Search code examples
javaxmlxpathjavax.xml

how to retrieve XML data using XPath which has a default namespace in Java?


I've come across and problem that I've looked up on stack overflow but none of the solutions seems to solve the problem for me.

I'm retrieving XML data from Yahoo and it comes back as below (truncated for brevity's sake).

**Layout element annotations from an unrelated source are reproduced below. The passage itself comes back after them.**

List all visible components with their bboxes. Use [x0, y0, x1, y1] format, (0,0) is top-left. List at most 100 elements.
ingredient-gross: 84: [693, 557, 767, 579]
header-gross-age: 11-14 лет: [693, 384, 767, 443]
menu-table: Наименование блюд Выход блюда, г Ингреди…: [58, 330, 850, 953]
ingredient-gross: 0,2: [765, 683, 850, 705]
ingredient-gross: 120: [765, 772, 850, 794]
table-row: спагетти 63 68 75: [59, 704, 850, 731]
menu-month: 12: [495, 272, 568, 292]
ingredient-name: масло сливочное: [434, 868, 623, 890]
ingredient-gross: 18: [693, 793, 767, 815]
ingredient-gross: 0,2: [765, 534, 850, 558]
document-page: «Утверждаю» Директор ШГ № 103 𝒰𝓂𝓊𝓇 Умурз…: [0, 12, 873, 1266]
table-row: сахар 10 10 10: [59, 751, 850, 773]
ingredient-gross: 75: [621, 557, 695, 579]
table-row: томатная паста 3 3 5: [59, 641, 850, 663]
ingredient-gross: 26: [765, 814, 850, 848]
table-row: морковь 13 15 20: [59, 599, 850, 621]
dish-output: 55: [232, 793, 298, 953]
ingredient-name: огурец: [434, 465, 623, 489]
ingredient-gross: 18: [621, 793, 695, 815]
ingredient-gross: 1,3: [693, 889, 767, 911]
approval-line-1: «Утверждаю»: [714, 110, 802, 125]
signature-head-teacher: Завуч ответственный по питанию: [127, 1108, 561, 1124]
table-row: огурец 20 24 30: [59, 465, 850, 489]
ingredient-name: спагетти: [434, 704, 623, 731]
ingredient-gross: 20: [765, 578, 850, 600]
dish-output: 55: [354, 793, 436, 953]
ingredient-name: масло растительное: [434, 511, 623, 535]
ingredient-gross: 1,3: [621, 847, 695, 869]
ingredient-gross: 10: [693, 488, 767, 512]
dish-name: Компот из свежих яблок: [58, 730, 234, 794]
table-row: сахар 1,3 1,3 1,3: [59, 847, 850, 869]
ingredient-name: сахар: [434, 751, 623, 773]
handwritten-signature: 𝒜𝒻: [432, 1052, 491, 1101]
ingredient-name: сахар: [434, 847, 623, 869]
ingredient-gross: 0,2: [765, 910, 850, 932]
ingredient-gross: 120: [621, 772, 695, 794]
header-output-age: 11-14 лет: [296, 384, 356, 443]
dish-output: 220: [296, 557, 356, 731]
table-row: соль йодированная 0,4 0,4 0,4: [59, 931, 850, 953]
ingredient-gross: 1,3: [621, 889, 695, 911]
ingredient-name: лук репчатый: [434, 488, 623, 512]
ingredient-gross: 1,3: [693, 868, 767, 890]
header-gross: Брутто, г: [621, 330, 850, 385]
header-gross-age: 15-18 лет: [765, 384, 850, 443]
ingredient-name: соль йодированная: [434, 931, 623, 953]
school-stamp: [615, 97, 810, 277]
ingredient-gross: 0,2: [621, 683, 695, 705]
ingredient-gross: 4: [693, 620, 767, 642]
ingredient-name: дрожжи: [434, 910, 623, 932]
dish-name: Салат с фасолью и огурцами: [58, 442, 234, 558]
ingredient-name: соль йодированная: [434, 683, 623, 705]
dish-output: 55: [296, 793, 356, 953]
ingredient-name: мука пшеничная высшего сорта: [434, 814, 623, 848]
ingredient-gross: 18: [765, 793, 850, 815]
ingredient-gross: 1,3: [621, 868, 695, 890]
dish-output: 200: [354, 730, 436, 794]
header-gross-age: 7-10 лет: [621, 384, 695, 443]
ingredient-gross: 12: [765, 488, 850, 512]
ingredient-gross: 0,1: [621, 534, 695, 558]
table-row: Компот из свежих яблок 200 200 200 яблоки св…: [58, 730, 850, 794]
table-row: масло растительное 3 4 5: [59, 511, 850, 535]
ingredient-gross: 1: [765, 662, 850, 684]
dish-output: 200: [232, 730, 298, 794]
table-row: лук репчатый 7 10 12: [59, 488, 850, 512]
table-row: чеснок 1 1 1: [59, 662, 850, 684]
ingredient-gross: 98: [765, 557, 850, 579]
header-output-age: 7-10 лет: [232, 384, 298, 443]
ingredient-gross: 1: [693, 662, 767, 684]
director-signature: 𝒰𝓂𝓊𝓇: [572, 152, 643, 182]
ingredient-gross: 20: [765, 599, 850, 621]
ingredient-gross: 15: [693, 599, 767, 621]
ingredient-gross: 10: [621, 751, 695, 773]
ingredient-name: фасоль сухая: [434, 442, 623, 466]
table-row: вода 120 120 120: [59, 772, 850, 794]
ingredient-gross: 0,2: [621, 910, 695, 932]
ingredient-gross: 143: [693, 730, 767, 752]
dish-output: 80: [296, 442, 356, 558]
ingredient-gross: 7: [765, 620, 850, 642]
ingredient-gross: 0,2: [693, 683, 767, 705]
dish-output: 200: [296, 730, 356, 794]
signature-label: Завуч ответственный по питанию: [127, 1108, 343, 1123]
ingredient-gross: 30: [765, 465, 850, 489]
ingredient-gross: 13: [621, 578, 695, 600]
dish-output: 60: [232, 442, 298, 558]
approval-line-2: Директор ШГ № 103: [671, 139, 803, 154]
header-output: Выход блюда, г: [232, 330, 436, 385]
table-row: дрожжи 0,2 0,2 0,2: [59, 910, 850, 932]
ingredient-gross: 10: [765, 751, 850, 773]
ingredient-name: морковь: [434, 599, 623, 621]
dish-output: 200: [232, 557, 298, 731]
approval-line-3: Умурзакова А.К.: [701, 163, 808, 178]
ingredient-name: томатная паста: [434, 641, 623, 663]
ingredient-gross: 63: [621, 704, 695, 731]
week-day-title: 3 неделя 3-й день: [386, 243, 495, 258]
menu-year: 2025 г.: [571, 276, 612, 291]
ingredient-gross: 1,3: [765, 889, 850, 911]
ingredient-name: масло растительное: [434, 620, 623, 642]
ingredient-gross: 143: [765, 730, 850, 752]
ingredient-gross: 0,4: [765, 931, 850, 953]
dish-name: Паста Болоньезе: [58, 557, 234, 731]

<?xml version="1.0" encoding="UTF-8" standalone="no"?>
<fantasy_content xmlns="http://fantasysports.yahooapis.com/fantasy/v2/base.rng" xmlns:yahoo="http://www.yahooapis.com/v1/base.rng" copyright="Data provided by Yahoo! and STATS, LLC" refresh_rate="31" time="55.814027786255ms" xml:lang="en-US" yahoo:uri="http://fantasysports.yahooapis.com/fantasy/v2/league/328.l.108462/settings">
    <league>
        <league_key>328.l.108462</league_key>
        <league_id>108462</league_id>
        <draft_status>postdraft</draft_status>
    </league>
</fantasy_content>

I've been having a problem getting XPath to retrieve any elements so I've written a unit test to try to resolve it and it looks like:

    final File file = new File("league-settings.xml");
    javax.xml.parsers.DocumentBuilderFactory dbFactory = DocumentBuilderFactory.newInstance();
    dbFactory.setNamespaceAware(true);
    javax.xml.parsers.DocumentBuilder dBuilder = dbFactory.newDocumentBuilder();
    org.w3c.dom.Document doc = dBuilder.parse(file);
    javax.xml.xpath.XPath xPath = XPathFactory.newInstance().newXPath();
    xPath.setNamespaceContext(new YahooNamespaceContext());
    final String expression = "yfs:league";
    final XPathExpression expr = xPath.compile(expression);
    Object nodes = expr.evaluate(doc, XPathConstants.NODESET);

    assert(nodes instanceof NodeList);
    NodeList leagueNodes = (NodeList)nodes;
    int leaguesLength = leagueNodes.getLength();
    assertEquals(leaguesLength, 1);

The YahooNamespaceContext class I created to map the namespaces looks as follows:

public class YahooNamespaceContext implements NamespaceContext {
    public static final String YAHOO_NS = "http://www.yahooapis.com/v1/base.rng";
    public static final String DEFAULT_NS = "http://fantasysports.yahooapis.com/fantasy/v2/base.rng";
    public static final String YAHOO_PREFIX = "yahoo";
    public static final String DEFAULT_PREFIX = "yfs";

    private final Map<String, String> namespaceMap = new HashMap<String, String>();
    public YahooNamespaceContext() {
        namespaceMap.put(DEFAULT_PREFIX, DEFAULT_NS);
        namespaceMap.put(YAHOO_PREFIX, YAHOO_NS);
    }

    public String getNamespaceURI(String prefix) {
        return namespaceMap.get(prefix);
    }

    public String getPrefix(String uri) {
        throw new UnsupportedOperationException();
    }

    public Iterator<String> getPrefixes(String uri) {
        throw new UnsupportedOperationException();
    }

}

Any help with people with more experience with XML namespaces or debugging tips into Xpath compilation/evaluation would be appreciated.


Solution

  • If the problem is that you're getting zero as the length of the result nodelist, have you tried changing

    final String expression = "yfs:league";
    

    to

    final String expression = "//yfs:league";
    

    ?

    It appears that the context for evaluating your XPath expressions, doc, is the root node of the document. dBuilder.parse(file) returns the document root node, not the outermost element (a.k.a. document element). Remember, in XPath, a root node is not an element. So doc is not the yfs:fantasy_content element node but is its (invisible) parent.

    In that context, the XPath expression "yfs:league" will only select an element that is a direct child of that root node, of which there is no yfs:league -- only yfs:fantasy_content.